I ended by paraphrasing that great lover of the Constitution and liberty, Dr. Ron Paul––a northerner by accident of birth, but in many ways one of us and one with us.


I told her the concern of those who love liberty is not that we all agree––forced agreement by any means is the way of the tyrant––those of us who love liberty care only that we all be free. Let us first establish that and then we may, without fear, labour to resolve all that remains.


Many of us in the South think that the greatest challenge we face is our struggle for independence from a tyrannical, rapacious government run amuck; a government that has rejected its foundational documents, heaped contempt upon its fundamental principles, ceased to serve the people and seeks only its own growth in power, prestige and control by despotism domestically and aggression abroad.

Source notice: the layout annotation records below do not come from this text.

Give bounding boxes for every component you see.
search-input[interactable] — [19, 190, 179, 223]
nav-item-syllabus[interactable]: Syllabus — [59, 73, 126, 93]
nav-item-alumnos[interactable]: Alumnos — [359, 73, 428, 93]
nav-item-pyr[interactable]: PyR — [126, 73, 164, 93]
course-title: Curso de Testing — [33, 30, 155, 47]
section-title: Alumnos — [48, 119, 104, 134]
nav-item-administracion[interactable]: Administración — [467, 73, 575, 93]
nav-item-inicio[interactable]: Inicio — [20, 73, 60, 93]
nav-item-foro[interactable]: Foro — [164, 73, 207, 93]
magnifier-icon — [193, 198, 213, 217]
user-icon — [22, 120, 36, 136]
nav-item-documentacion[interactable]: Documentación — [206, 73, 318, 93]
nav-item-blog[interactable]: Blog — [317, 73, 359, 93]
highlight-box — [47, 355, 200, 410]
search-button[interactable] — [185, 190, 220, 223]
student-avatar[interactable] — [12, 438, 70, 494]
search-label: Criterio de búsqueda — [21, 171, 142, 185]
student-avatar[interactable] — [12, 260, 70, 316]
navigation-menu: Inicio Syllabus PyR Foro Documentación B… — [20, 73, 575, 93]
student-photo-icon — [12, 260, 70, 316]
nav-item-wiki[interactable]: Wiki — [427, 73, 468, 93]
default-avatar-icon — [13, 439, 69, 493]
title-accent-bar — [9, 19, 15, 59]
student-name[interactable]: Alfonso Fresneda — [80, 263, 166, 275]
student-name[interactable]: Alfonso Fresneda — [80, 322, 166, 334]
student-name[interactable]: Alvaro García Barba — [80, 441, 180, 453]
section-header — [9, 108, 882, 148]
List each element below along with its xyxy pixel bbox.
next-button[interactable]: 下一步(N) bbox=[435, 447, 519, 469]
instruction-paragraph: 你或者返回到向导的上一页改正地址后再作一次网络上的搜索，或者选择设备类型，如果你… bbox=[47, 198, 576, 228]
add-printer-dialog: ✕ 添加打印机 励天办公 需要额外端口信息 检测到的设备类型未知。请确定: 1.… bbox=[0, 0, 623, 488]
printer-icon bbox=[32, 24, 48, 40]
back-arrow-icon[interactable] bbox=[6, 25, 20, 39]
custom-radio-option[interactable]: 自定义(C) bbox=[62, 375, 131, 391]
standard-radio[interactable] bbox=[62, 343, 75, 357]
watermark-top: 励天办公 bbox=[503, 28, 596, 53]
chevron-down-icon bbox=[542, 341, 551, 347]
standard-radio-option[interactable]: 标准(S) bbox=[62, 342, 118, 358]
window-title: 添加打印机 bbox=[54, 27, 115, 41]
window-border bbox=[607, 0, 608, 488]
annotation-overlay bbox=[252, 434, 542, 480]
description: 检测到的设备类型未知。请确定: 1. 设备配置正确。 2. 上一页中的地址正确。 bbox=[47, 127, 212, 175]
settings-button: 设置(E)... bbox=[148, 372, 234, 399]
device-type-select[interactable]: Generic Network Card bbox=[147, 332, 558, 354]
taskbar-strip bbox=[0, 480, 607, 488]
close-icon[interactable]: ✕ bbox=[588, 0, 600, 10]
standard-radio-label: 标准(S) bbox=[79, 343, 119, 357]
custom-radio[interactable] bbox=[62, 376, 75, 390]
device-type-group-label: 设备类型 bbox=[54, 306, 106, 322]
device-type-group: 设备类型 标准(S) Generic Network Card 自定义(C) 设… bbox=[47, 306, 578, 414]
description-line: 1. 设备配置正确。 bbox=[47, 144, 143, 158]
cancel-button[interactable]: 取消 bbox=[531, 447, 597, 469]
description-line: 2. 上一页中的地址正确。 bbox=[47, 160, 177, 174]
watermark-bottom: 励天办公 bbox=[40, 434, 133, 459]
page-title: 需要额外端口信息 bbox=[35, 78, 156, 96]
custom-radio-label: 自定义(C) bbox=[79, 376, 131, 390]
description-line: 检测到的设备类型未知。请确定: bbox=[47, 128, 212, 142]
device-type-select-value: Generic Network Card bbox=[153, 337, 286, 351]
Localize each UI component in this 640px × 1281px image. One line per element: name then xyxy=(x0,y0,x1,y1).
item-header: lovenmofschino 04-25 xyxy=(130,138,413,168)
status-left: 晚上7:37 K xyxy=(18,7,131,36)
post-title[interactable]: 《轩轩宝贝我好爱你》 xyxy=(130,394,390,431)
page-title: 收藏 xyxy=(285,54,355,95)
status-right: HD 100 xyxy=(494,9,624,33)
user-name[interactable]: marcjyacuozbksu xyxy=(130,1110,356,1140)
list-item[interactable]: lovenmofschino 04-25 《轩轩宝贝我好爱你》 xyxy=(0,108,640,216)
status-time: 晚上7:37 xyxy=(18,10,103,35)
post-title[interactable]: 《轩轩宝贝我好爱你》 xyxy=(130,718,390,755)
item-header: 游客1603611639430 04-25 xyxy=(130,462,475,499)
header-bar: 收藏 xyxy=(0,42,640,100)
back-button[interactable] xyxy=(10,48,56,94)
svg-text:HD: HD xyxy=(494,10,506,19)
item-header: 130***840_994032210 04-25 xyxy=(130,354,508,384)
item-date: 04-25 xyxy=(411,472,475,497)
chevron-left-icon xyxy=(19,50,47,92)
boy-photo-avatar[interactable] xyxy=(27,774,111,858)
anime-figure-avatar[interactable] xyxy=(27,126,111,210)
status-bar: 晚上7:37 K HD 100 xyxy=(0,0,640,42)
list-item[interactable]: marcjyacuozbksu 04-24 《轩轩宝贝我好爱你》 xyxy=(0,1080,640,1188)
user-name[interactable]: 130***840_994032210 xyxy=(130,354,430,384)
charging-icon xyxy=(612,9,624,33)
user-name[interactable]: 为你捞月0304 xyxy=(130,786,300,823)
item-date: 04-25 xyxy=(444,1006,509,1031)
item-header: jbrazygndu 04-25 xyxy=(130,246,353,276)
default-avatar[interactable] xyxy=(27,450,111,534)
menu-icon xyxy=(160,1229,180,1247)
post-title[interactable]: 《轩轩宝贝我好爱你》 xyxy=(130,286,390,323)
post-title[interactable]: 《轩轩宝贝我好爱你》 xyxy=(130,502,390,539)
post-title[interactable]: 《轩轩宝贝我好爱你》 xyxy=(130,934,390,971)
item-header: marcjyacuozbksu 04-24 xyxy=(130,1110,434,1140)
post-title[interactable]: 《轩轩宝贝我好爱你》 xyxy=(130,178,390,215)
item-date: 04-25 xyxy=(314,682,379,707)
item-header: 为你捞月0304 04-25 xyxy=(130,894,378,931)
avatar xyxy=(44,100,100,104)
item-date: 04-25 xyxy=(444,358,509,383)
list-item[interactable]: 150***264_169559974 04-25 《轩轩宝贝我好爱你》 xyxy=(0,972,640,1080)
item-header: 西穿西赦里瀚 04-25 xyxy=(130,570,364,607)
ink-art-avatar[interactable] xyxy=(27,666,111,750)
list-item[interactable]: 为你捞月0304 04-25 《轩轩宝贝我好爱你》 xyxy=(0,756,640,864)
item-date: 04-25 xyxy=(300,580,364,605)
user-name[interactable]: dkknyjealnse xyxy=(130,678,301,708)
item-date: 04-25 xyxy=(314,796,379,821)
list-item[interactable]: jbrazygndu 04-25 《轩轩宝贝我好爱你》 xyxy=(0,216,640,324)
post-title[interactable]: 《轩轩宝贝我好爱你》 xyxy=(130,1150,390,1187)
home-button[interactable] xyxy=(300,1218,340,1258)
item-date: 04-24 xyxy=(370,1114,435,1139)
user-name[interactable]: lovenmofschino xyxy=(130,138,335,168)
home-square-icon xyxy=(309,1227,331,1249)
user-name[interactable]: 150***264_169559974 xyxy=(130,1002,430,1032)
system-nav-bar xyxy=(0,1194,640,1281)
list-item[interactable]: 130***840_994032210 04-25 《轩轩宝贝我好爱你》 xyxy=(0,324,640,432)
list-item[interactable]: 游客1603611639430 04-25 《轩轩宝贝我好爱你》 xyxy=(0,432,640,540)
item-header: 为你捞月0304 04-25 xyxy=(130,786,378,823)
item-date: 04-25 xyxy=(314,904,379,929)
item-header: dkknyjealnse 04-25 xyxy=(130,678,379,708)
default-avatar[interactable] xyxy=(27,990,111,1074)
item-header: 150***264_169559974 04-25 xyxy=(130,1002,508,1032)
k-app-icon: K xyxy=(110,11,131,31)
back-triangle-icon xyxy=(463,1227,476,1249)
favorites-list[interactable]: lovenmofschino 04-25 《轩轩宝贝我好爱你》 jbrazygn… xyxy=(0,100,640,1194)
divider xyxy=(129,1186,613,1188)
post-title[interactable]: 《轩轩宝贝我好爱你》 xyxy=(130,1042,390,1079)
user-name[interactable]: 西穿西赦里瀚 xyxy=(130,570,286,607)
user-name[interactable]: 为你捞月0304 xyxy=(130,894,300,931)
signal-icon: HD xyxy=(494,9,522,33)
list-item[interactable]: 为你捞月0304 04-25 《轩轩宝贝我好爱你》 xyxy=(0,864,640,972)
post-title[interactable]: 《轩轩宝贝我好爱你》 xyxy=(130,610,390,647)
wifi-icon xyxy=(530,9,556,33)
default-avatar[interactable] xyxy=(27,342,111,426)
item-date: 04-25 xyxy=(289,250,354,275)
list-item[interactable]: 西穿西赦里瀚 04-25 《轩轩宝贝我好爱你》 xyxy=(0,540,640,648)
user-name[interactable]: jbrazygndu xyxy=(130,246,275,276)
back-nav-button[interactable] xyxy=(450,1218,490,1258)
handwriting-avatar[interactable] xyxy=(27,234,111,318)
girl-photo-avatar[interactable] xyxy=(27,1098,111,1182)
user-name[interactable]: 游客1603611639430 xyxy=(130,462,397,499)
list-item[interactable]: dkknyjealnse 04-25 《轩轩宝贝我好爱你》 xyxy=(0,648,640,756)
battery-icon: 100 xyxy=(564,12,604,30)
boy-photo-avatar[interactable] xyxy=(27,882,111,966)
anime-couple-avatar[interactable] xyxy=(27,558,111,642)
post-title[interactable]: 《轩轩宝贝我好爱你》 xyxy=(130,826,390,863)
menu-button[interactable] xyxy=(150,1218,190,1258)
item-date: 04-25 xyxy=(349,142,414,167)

There is no denying it, this is a great challenge. But I believe we too have our own share of Stockholm syndrome.


We have been unconsciously wounded and do not see that our labors within ourselves are at least as great as those we face from without.


We need to consider the possibility a small swamp critter from the Okefenokee named Pogo knew long ago: “We have met the enemy and he is us.”


How we face and deal with that fact will determine if, when the opportunity of liberty comes, whether we are ready and have the courage to live under its benevolent aegis, or whether we will simply seek to replace the Yankee’s brand of tyranny with some legalistic, theocratic horror of our own making.